On Monday, tribes in Washington State won a victory for treaty rights, salmon restoration, and those in the region who fish commercially, recreationally, or just enjoy the beauty of these iconic species. In one-sentence the U.S. Supreme Court announced that “The judgment is affirmed by an equally divided Court.” The Court’s 4-4 vote supported the 9th Circuit Court of Appeals’ 2016 ruling that culverts managed by the State of Washington had violated treaty-reserved tribal fishing rights when they cut off access to critical spawning and rearing habitat for salmon. Justice Anthony Kennedy abstained from the decision, having served on the 9th Circuit during an earlier phase of the case.

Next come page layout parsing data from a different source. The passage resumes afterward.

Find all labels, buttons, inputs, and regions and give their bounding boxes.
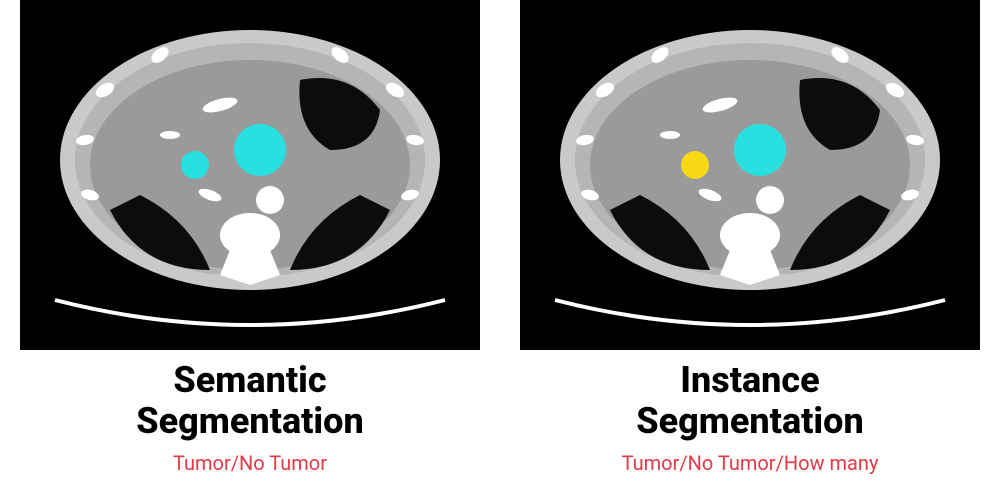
ct-scan-svg-instance [520,0,980,350]
panel-subtitle-semantic: Tumor/No Tumor [173,451,327,475]
tumor-overlay [734,124,786,176]
title-line1: Instance [680,359,819,401]
panel-instance: Instance Segmentation Tumor/No Tumor/How… [520,0,980,475]
ct-scan-svg-semantic [20,0,480,350]
ct-scan-semantic [20,0,480,350]
panel-title-semantic: Semantic Segmentation [136,360,363,443]
title-line1: Semantic [173,359,326,401]
tumor-overlay [681,151,709,179]
panel-subtitle-instance: Tumor/No Tumor/How many [622,451,879,475]
title-line2: Segmentation [136,400,363,442]
panel-title-instance: Instance Segmentation [636,360,863,443]
title-line2: Segmentation [636,400,863,442]
tumor-overlay [234,124,286,176]
ct-scan-instance [520,0,980,350]
tumor-overlay [181,151,209,179]
panel-semantic: Semantic Segmentation Tumor/No Tumor [20,0,480,475]
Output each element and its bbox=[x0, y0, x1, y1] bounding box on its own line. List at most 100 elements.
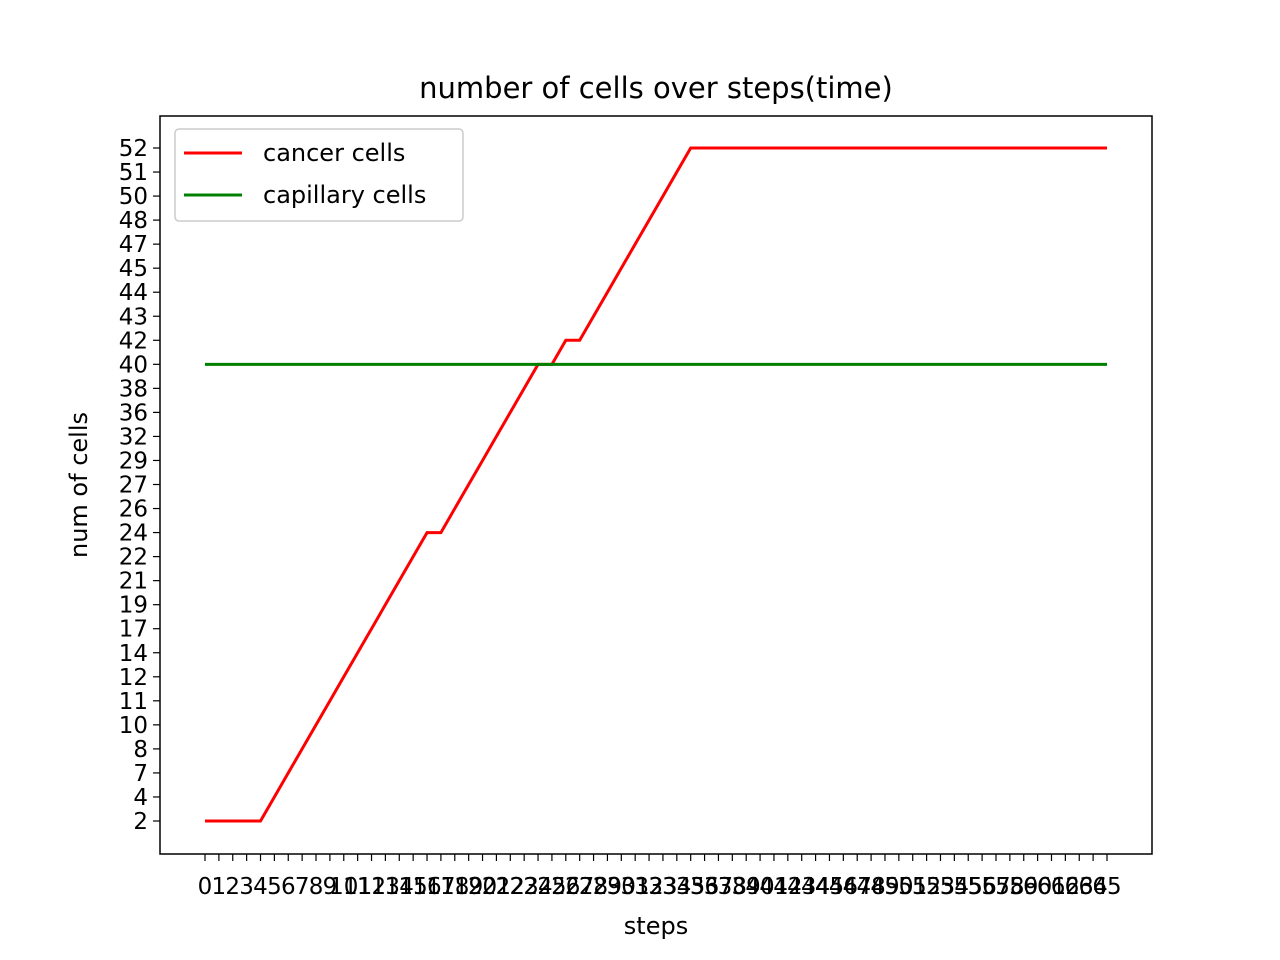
x-tick-label: 41 bbox=[759, 874, 788, 900]
y-tick-label: 19 bbox=[119, 593, 148, 619]
x-tick-label: 40 bbox=[745, 874, 774, 900]
y-tick-label: 29 bbox=[119, 448, 148, 474]
x-tick-label: 28 bbox=[579, 874, 608, 900]
x-tick-label: 7 bbox=[295, 874, 310, 900]
y-tick-label: 44 bbox=[119, 280, 148, 306]
x-tick-label: 12 bbox=[357, 874, 386, 900]
x-tick-label: 55 bbox=[954, 874, 983, 900]
y-tick-label: 52 bbox=[119, 136, 148, 162]
x-tick-label: 45 bbox=[815, 874, 844, 900]
y-axis: 2478101112141719212224262729323638404243… bbox=[119, 136, 160, 835]
x-tick-label: 25 bbox=[537, 874, 566, 900]
y-tick-label: 43 bbox=[119, 304, 148, 330]
y-tick-label: 21 bbox=[119, 569, 148, 595]
y-tick-label: 17 bbox=[119, 617, 148, 643]
x-tick-label: 19 bbox=[454, 874, 483, 900]
legend-label: capillary cells bbox=[263, 181, 426, 209]
x-tick-label: 8 bbox=[309, 874, 324, 900]
x-tick-label: 2 bbox=[225, 874, 240, 900]
x-tick-label: 16 bbox=[412, 874, 441, 900]
y-tick-label: 40 bbox=[119, 352, 148, 378]
legend: cancer cells capillary cells bbox=[174, 128, 464, 222]
x-tick-label: 54 bbox=[940, 874, 969, 900]
y-tick-label: 24 bbox=[119, 521, 148, 547]
x-tick-label: 11 bbox=[343, 874, 372, 900]
y-tick-label: 2 bbox=[133, 809, 148, 835]
y-tick-label: 26 bbox=[119, 497, 148, 523]
x-tick-label: 48 bbox=[856, 874, 885, 900]
x-tick-label: 42 bbox=[773, 874, 802, 900]
x-tick-label: 29 bbox=[593, 874, 622, 900]
axes-frame bbox=[159, 115, 1153, 855]
x-tick-label: 27 bbox=[565, 874, 594, 900]
series-lines bbox=[205, 146, 1107, 823]
y-tick-label: 42 bbox=[119, 328, 148, 354]
x-tick-label: 3 bbox=[239, 874, 254, 900]
x-tick-label: 49 bbox=[870, 874, 899, 900]
x-tick-label: 9 bbox=[323, 874, 338, 900]
series-line-0 bbox=[205, 146, 1107, 823]
x-tick-label: 18 bbox=[440, 874, 469, 900]
y-tick-label: 7 bbox=[133, 761, 148, 787]
x-tick-label: 31 bbox=[621, 874, 650, 900]
x-tick-label: 51 bbox=[898, 874, 927, 900]
x-tick-label: 59 bbox=[1009, 874, 1038, 900]
y-tick-label: 4 bbox=[133, 785, 148, 811]
x-tick-label: 13 bbox=[371, 874, 400, 900]
x-tick-label: 43 bbox=[787, 874, 816, 900]
x-tick-label: 26 bbox=[551, 874, 580, 900]
x-tick-label: 58 bbox=[995, 874, 1024, 900]
legend-label: cancer cells bbox=[263, 139, 405, 167]
y-tick-label: 51 bbox=[119, 160, 148, 186]
x-tick-label: 14 bbox=[385, 874, 414, 900]
x-tick-label: 20 bbox=[468, 874, 497, 900]
x-tick-label: 22 bbox=[496, 874, 525, 900]
x-tick-label: 33 bbox=[648, 874, 677, 900]
y-tick-label: 11 bbox=[119, 689, 148, 715]
x-tick-label: 62 bbox=[1051, 874, 1080, 900]
x-tick-label: 60 bbox=[1023, 874, 1052, 900]
x-tick-label: 37 bbox=[704, 874, 733, 900]
y-tick-label: 22 bbox=[119, 545, 148, 571]
x-tick-label: 6 bbox=[281, 874, 296, 900]
x-axis-label: steps bbox=[624, 912, 688, 940]
y-tick-label: 14 bbox=[119, 641, 148, 667]
x-tick-label: 57 bbox=[981, 874, 1010, 900]
y-tick-label: 8 bbox=[133, 737, 148, 763]
x-tick-label: 61 bbox=[1037, 874, 1066, 900]
x-tick-label: 0 bbox=[198, 874, 213, 900]
x-tick-label: 53 bbox=[926, 874, 955, 900]
y-tick-label: 45 bbox=[119, 256, 148, 282]
x-tick-label: 36 bbox=[690, 874, 719, 900]
x-tick-label: 5 bbox=[267, 874, 282, 900]
y-tick-label: 38 bbox=[119, 376, 148, 402]
y-axis-label: num of cells bbox=[65, 412, 93, 558]
x-tick-label: 52 bbox=[912, 874, 941, 900]
x-tick-label: 24 bbox=[523, 874, 552, 900]
x-tick-label: 15 bbox=[399, 874, 428, 900]
y-tick-label: 12 bbox=[119, 665, 148, 691]
y-tick-label: 50 bbox=[119, 184, 148, 210]
y-tick-label: 10 bbox=[119, 713, 148, 739]
x-tick-label: 35 bbox=[676, 874, 705, 900]
x-tick-label: 50 bbox=[884, 874, 913, 900]
x-tick-label: 34 bbox=[662, 874, 691, 900]
plot-area bbox=[159, 115, 1153, 855]
chart-title: number of cells over steps(time) bbox=[419, 71, 893, 105]
x-tick-label: 47 bbox=[843, 874, 872, 900]
y-tick-label: 27 bbox=[119, 473, 148, 499]
x-tick-label: 30 bbox=[607, 874, 636, 900]
x-tick-label: 38 bbox=[718, 874, 747, 900]
x-tick-label: 32 bbox=[634, 874, 663, 900]
legend-box bbox=[174, 128, 464, 222]
x-tick-label: 56 bbox=[967, 874, 996, 900]
y-tick-label: 32 bbox=[119, 424, 148, 450]
x-tick-label: 10 bbox=[329, 874, 358, 900]
x-tick-label: 4 bbox=[253, 874, 268, 900]
y-tick-label: 47 bbox=[119, 232, 148, 258]
x-tick-label: 39 bbox=[732, 874, 761, 900]
y-tick-label: 48 bbox=[119, 208, 148, 234]
x-tick-label: 64 bbox=[1078, 874, 1107, 900]
x-axis: 0 1 2 3 4 5 6 7 8 9101112131415161718192021222324… bbox=[198, 854, 1122, 900]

While the court did not issue a full opinion, it affirmed the 9th Circuit’s ruling that the state must repair its fish-blocking culverts within a 17-year span instead of the more than 100-year trajectory under current restoration plans. The “culverts case” is the latest phase of the original Boldt decision (U.S. v Washington) that in 1974 held that treaties between Indian Nations and the United States in the 1850s had reserved to tribes one-half of the fish moving through their “usual and accustomed” fishing places. The ruling also affirmed a tribal right to co-manage fisheries with the State of Washington.
The culverts case began in 2001 when 20 treaty-tribes sued the State of Washington after a 1997 Washington State Department of Transportation (WSDOT) report concluded that 268 of the agency’s culverts blocked some 249 miles of salmon stream habitat. The actual impact of state culverts was much greater, amounting to some 1,000 linear miles and 5 million square meters of streams suitable for salmon habitat,” according to the appeals court’s ruling. The state attorney general’s office had opposed treaty protections for salmon habitat during the tenures of Democrat Christine Gregoire, Republican Rob McKenna and now Democrat Bob Ferguson, continuing an anti-Indian trajectory set in motion in the 1970s under former Republican AG Slade Gorton.
The tribes’ victory gives Attorney General Ferguson the opportunity to rethink the office’s long-standing opposition to tribal treaty rights – an opportunity to bring his office’s practices in line with the 1989 Centennial Accord’s call “to better achieve mutual goals through an improved relationship between their [state and tribal] sovereign governments.”
As a first step the AG’s office should address the troubling statements made by Assistant Attorney General Mike Grossman to the Kitsap Poggie Club on February 21. As recounted in the Kitsap Sun, Grossman explained to the sports-fishing group that federal and tribal sovereign immunity kept the state from suing to challenge Skokomish control of the river. Grossman was quoted as saying, “I think, frankly, the federal government has to sue us…And why would they do that if we’re not fishing?…I think we need to get back in the river and fish.” A January 2016 memo from the U.S. Department of Interior had affirmed that this segment of the river “is held in trust by the United States for the benefit of the Tribe.” As the Sun reported, the AG’s office disagreed with the Interior opinion and appeared to endorse the idea of “bait[ing] the federal government into suing the state by reopening the Skokomish to recreational fishing.”
IREHR reached out to the Attorney General’s office to ask if they intended to oppose tribal fisheries management and whether Grossman had intended to encourage sports fishers to fish in violation of tribal authority so as to provoke a federal lawsuit. Brionna Aho, the AG’s communications director, responded by email that,
“Mr. Grossmann’s quotes were taken out of context and intended only to respond to a hypothetical posed by an event attendee. He was in no way encouraging any action. The Attorney General’s Office does not have a role in fisheries management beyond providing legal advice to the Washington State Department of Fish and Wildlife.”
While the state AG may not directly manage fisheries, its past actions go well beyond just providing legal advice – including decades of litigation aimed at undermining tribal protection and management of treaty-reserved fisheries.
IREHR reached out again for clarification on the context of Mr. Grossman’s statements and details on the “hypothetical” posed by the audience member. IREHR also asked if the AG’s office would be willing to call on non-tribal sports fishers to respect treaty-reserved tribal fisheries management authority.
We have received no response.
Monday’s decision in the culverts case is the latest defeat for the state’s efforts to thwart tribal treaty rights. It presents a golden opportunity for Attorney General Bob Ferguson to chart a path away from the office’s decades-old opposition to treaty rights and sovereignty.
We should all let Attorney General Ferguson know that the time for a new direction is now.